Grant announced to aid restoration of SC’s Crab Bank
CHARLESTON, S.C. (AP) — A foundation has granted $700,000 to the effort to save South Carolina’s Crab Bank, a greatly eroded island and bird breeding area in Charleston Harbor.
The Post and Courier reports that the grant was needed by organizers hoping to complete a $1.4 million fundraising effort.
The grant was announced Friday by the National Fish and Wildlife Foundation. The grant was given to Audubon South Carolina, one of the members of the S.C. Coastal Bird Conservation Program coalition. They are working under the auspices of the S.C. Department of Natural Resources to raise the local share of money to restore the island.
Crab Bank was once a vital seabird and shorebird rookery.
The restoration work involves redirecting soils from the deepening of the Charleston shipping channel to replenish Crab Bank.
At its peak, the island covered more than 18 acres and nested nearly 4,000 birds. By last summer, erosion had cut the high ground to about an acre and no birds nested.
It was one of five protected rookeries that helped make for the eye-catching flocks of seabirds and shorebirds that are a wonder of the Southeast coast — from pelicans flying in formation by the dozens to black skimmers and oystercatchers hunting inches above the water.

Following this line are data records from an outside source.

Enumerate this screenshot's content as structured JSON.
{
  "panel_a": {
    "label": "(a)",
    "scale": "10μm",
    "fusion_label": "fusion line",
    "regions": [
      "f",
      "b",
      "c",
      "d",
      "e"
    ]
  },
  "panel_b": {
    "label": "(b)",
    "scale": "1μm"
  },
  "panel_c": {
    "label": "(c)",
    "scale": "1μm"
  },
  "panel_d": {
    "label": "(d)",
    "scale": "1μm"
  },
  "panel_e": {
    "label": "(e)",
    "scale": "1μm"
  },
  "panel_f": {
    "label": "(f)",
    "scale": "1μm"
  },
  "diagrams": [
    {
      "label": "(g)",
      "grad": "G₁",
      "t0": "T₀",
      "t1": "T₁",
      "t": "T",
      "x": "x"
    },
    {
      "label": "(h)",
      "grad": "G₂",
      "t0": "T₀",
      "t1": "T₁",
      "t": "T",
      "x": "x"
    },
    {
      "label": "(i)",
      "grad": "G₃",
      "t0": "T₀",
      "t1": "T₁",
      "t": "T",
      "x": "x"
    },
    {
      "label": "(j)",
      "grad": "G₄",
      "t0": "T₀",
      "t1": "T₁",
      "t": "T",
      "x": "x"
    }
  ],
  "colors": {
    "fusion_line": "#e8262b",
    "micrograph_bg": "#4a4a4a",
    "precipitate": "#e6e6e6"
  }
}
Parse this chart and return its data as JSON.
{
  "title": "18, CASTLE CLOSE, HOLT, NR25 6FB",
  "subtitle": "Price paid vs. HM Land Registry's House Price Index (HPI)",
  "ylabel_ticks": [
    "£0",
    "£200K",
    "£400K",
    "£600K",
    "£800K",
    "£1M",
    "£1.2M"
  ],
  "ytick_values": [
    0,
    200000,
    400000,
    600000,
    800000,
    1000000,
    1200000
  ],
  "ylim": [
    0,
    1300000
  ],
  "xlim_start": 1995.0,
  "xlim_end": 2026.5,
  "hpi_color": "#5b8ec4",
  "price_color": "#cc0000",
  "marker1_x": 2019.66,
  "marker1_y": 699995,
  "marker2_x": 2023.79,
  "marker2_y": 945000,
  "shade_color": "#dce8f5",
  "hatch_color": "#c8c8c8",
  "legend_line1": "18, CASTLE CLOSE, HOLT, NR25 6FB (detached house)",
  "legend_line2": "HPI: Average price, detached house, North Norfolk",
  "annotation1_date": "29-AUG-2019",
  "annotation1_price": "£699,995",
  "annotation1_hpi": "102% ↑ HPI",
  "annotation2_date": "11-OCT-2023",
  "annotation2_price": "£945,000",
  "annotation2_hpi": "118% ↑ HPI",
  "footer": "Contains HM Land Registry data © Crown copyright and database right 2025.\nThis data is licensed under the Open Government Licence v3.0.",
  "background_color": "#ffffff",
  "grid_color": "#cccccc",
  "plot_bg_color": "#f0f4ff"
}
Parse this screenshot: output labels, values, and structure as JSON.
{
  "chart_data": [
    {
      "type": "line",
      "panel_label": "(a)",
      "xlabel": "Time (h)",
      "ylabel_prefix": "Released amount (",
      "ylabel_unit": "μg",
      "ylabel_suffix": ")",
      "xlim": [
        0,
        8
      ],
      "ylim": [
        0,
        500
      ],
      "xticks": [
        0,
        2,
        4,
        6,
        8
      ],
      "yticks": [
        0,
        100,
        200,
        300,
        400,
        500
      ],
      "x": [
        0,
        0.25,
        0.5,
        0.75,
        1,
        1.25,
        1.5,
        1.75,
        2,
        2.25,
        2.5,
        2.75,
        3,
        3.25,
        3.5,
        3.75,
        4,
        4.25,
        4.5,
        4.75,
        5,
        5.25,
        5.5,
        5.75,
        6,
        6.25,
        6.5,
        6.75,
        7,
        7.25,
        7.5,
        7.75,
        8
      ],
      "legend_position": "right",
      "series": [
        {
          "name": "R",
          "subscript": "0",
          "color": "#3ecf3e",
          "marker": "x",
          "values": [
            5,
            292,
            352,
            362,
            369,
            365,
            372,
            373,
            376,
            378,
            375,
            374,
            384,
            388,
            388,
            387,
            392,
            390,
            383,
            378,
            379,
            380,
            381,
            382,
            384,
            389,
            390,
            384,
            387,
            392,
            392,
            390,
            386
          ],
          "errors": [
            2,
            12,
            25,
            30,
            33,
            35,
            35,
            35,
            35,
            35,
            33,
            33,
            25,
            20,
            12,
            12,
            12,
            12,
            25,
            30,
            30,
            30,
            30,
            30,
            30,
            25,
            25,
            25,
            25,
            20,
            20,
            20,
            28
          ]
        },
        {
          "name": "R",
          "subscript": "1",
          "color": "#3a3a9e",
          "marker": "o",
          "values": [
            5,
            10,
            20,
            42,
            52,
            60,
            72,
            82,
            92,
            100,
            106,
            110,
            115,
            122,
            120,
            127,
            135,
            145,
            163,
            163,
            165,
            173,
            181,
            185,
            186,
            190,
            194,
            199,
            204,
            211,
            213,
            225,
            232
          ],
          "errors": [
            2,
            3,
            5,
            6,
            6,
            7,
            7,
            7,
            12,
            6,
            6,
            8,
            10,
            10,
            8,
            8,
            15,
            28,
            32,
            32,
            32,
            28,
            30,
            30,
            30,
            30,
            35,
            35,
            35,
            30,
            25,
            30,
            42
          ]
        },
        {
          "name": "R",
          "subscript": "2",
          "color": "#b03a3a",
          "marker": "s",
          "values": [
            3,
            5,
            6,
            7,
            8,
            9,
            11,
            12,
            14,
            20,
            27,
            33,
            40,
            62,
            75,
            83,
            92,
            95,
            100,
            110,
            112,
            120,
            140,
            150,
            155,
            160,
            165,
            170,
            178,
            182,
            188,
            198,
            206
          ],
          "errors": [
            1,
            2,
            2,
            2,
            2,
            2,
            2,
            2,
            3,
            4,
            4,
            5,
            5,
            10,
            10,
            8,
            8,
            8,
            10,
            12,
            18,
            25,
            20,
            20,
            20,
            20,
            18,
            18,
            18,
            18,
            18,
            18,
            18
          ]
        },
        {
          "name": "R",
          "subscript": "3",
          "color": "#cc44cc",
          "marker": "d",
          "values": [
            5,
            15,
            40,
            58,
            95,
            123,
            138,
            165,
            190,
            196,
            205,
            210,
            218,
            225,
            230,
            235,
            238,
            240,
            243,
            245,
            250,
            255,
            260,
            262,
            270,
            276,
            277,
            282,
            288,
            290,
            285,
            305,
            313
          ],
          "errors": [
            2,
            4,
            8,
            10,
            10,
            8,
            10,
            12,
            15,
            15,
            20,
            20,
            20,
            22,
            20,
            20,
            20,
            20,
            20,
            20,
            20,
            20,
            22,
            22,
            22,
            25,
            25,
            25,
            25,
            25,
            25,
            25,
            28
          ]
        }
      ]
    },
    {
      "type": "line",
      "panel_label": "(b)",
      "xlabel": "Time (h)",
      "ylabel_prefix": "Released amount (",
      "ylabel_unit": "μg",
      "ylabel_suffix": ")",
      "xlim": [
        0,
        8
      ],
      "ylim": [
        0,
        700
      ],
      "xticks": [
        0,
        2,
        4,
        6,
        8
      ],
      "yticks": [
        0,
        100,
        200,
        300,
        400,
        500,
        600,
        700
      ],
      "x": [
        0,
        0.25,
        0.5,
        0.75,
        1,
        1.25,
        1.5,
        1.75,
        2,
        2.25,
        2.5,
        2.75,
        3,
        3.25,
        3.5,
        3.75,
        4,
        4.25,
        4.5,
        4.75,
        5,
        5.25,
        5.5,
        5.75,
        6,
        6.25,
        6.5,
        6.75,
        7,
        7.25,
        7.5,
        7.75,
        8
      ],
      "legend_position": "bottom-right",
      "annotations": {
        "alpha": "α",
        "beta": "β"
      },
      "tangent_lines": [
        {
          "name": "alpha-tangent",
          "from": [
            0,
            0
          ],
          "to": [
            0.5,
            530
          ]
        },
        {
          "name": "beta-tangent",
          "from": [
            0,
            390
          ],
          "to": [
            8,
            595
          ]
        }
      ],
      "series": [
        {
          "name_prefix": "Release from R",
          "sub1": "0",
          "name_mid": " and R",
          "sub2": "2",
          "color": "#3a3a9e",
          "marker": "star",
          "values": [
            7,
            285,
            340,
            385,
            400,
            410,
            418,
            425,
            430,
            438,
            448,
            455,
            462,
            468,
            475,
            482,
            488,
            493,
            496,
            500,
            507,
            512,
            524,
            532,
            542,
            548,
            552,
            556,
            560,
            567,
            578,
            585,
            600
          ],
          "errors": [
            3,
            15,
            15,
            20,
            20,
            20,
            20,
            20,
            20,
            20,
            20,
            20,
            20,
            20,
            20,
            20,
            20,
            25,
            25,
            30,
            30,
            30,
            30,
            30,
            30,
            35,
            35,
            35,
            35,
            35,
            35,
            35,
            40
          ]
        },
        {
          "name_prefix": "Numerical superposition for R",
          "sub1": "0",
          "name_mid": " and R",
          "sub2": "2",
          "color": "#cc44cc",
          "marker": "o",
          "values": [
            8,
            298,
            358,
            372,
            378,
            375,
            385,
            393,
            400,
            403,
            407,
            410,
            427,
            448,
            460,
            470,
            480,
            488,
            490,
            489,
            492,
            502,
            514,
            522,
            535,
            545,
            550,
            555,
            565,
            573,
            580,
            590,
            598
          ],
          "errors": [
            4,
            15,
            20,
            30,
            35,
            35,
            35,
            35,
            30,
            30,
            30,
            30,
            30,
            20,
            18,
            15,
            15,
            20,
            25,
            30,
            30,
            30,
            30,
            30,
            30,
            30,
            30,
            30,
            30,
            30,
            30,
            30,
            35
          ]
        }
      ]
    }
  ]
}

The five rookeries are tiny, uninhabited swaths of sand and reeds where the birds tend nests in huge flocks of mixed species. They are vital habitat for troubled and threatened species. Each one is critical because individual islands tend to wash out, and because a tropical storm or hurricane can wreak havoc along any one of them.
Crab Bank is the only one located in the relative safety of a harbor.